The way I approached the problem was:

  1. Count the number of times the String (Column A) was duplicated in the worksheet using the formula:

     Formula: =COUNTIF($E$2:$IA$10000,A3)
    
    • This formula goes in Column C.
  2. Created a formula that will categorize a String underneath a Group based on whether the String contains the Group word (ie. "faucet", "beer", "gallon", "kitchen", etc)... AND has not been used before (ie. Column C, which contains the formula from above).

      Formula: =IF(C3<1,IF(IFERROR(SEARCH("faucet",A3),0)>0,A3,""),"")
    
  3. Drag formula down for all 4,000 strings in Column C, and for each individual "Group" column.

The problem with this approach is that it will do an iterative calculation which will either:

  1. Categorize the String under a Group (but WON'T increase the Times Dup'd field from 0 to 1)...

OR

  1. Increase the "Times Dup'd" field from 0 to 1 BUT will keep the String from being categorized under the Groups column.

Any suggestions on how to address the iterative calculation issue? (I know it keeps calculating back and forth since it's dependent, so will have to settle with 1 "right" solution... I'm wondering if there's any way to create some sort of 'block' so it can only be calculated one way...)

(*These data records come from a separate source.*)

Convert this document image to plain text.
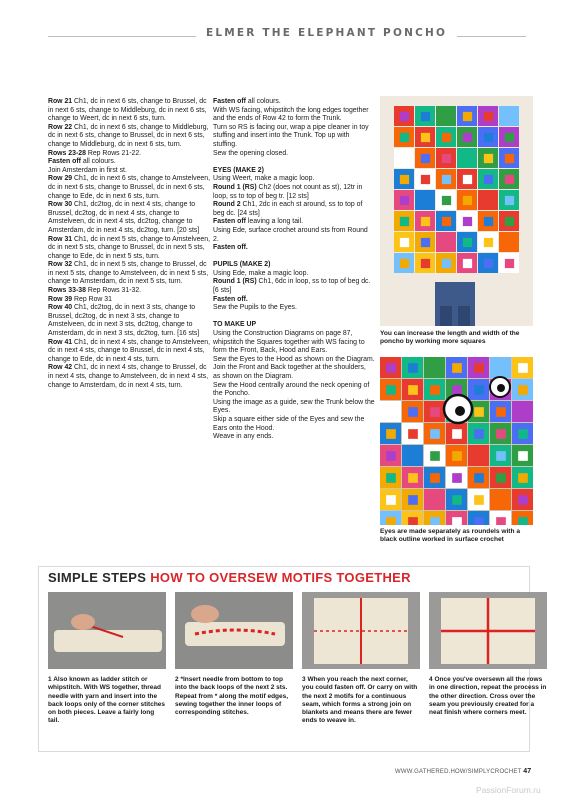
ELMER THE ELEPHANT PONCHO

Row 21 Ch1, dc in next 6 sts, change to Brussel, dc in next 6 sts, change to Middleburg, dc in next 6 sts, change to Weert, dc in next 6 sts, turn.

Row 22 Ch1, dc in next 6 sts, change to Middleburg, dc in next 6 sts, change to Brussel, dc in next 6 sts, change to Middleburg, dc in next 6 sts, turn.

Rows 23-28 Rep Rows 21-22.

Fasten off all colours.

Join Amsterdam in first st.

Row 29 Ch1, dc in next 6 sts, change to Amstelveen, dc in next 6 sts, change to Brussel, dc in next 6 sts, change to Ede, dc in next 6 sts, turn.

Row 30 Ch1, dc2tog, dc in next 4 sts, change to Brussel, dc2tog, dc in next 4 sts, change to Amstelveen, dc in next 4 sts, dc2tog, change to Amsterdam, dc in next 4 sts, dc2tog, turn. [20 sts]

Row 31 Ch1, dc in next 5 sts, change to Amstelveen, dc in next 5 sts, change to Brussel, dc in next 5 sts, change to Ede, dc in next 5 sts, turn.

Row 32 Ch1, dc in next 5 sts, change to Brussel, dc in next 5 sts, change to Amstelveen, dc in next 5 sts, change to Amsterdam, dc in next 5 sts, turn.

Rows 33-38 Rep Rows 31-32.

Row 39 Rep Row 31

Row 40 Ch1, dc2tog, dc in next 3 sts, change to Brussel, dc2tog, dc in next 3 sts, change to Amstelveen, dc in next 3 sts, dc2tog, change to Amsterdam, dc in next 3 sts, dc2tog, turn. [16 sts]

Row 41 Ch1, dc in next 4 sts, change to Amstelveen, dc in next 4 sts, change to Brussel, dc in next 4 sts, change to Ede, dc in next 4 sts, turn.

Row 42 Ch1, dc in next 4 sts, change to Brussel, dc in next 4 sts, change to Amstelveen, dc in next 4 sts, change to Amsterdam, dc in next 4 sts, turn.

Fasten off all colours.

With WS facing, whipstitch the long edges together and the ends of Row 42 to form the Trunk.

Turn so RS is facing our, wrap a pipe cleaner in toy stuffing and insert into the Trunk. Top up with stuffing.

Sew the opening closed.

EYES (MAKE 2)

Using Weert, make a magic loop.

Round 1 (RS) Ch2 (does not count as st), 12tr in loop, ss to top of beg tr. [12 sts]

Round 2 Ch1, 2dc in each st around, ss to top of beg dc. [24 sts]

Fasten off leaving a long tail.

Using Ede, surface crochet around sts from Round 2.

Fasten off.

PUPILS (MAKE 2)

Using Ede, make a magic loop.

Round 1 (RS) Ch1, 6dc in loop, ss to top of beg dc. [6 sts]

Fasten off.

Sew the Pupils to the Eyes.

TO MAKE UP

Using the Construction Diagrams on page 87, whipstitch the Squares together with WS facing to form the Front, Back, Hood and Ears.

Sew the Eyes to the Hood as shown on the Diagram.

Join the Front and Back together at the shoulders, as shown on the Diagram.

Sew the Hood centrally around the neck opening of the Poncho.

Using the image as a guide, sew the Trunk below the Eyes.

Skip a square either side of the Eyes and sew the Ears onto the Hood.

Weave in any ends.

You can increase the length and width of the poncho by working more squares
Eyes are made separately as roundels with a black outline worked in surface crochet
SIMPLE STEPS HOW TO OVERSEW MOTIFS TOGETHER
1 Also known as ladder stitch or whipstitch. With WS together, thread needle with yarn and insert into the back loops only of the corner stitches on both pieces. Leave a fairly long tail.
2 *Insert needle from bottom to top into the back loops of the next 2 sts. Repeat from * along the motif edges, sewing together the inner loops of corresponding stitches.
3 When you reach the next corner, you could fasten off. Or carry on with the next 2 motifs for a continuous seam, which forms a strong join on blankets and means there are fewer ends to weave in.
4 Once you've oversewn all the rows in one direction, repeat the process in the other direction. Cross over the seam you previously created for a neat finish where corners meet.
WWW.GATHERED.HOW/SIMPLYCROCHET 47
PassionForum.ru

Any help would be greatly appreciated!

sikorloa
  • 101
  • 13

2 Answers2

2

Run this procedure through your data. It performs all processing within a pair of variant arrays.

Sub byGroup()
    Dim g As Long, s As Long, aSTRs As Variant, aGRPs As Variant

    appTGGL bTGGL:=False

    With Worksheets("Sheet1")
        aSTRs = .Range(.Cells(2, 1), .Cells(Rows.Count, 1).End(xlUp)).Value2
        With .Range(.Cells(1, 5), .Cells(Rows.Count, 1).End(xlUp).Offset(0, Application.Match("zzz", .Rows(1)) - 1))
            .Resize(.Rows.Count, .Columns.Count).Offset(1, 0).ClearContents
            aGRPs = .Cells.Value2
        End With

        For s = LBound(aSTRs, 1) To UBound(aSTRs, 1)
            For g = LBound(aGRPs, 2) To UBound(aGRPs, 2)
                If CBool(InStr(1, aSTRs(s, 1), aGRPs(1, g), vbTextCompare)) Then
                    aGRPs(s + 1, g) = aSTRs(s, 1)
                    Exit For
                End If
            Next g
        Next s

        .Cells(1, 5).Resize(UBound(aGRPs, 1), UBound(aGRPs, 2)) = aGRPs

    End With

    appTGGL
End Sub

Public Sub appTGGL(Optional bTGGL As Boolean = True)
    Debug.Print Timer
    Application.ScreenUpdating = bTGGL
    Application.EnableEvents = bTGGL
    Application.DisplayAlerts = bTGGL
    Application.Calculation = IIf(bTGGL, xlCalculationAutomatic, xlCalculationManual)
End Sub

Elapsed time (excluding your worksheet formula recalculation should be in the 1-2 second range.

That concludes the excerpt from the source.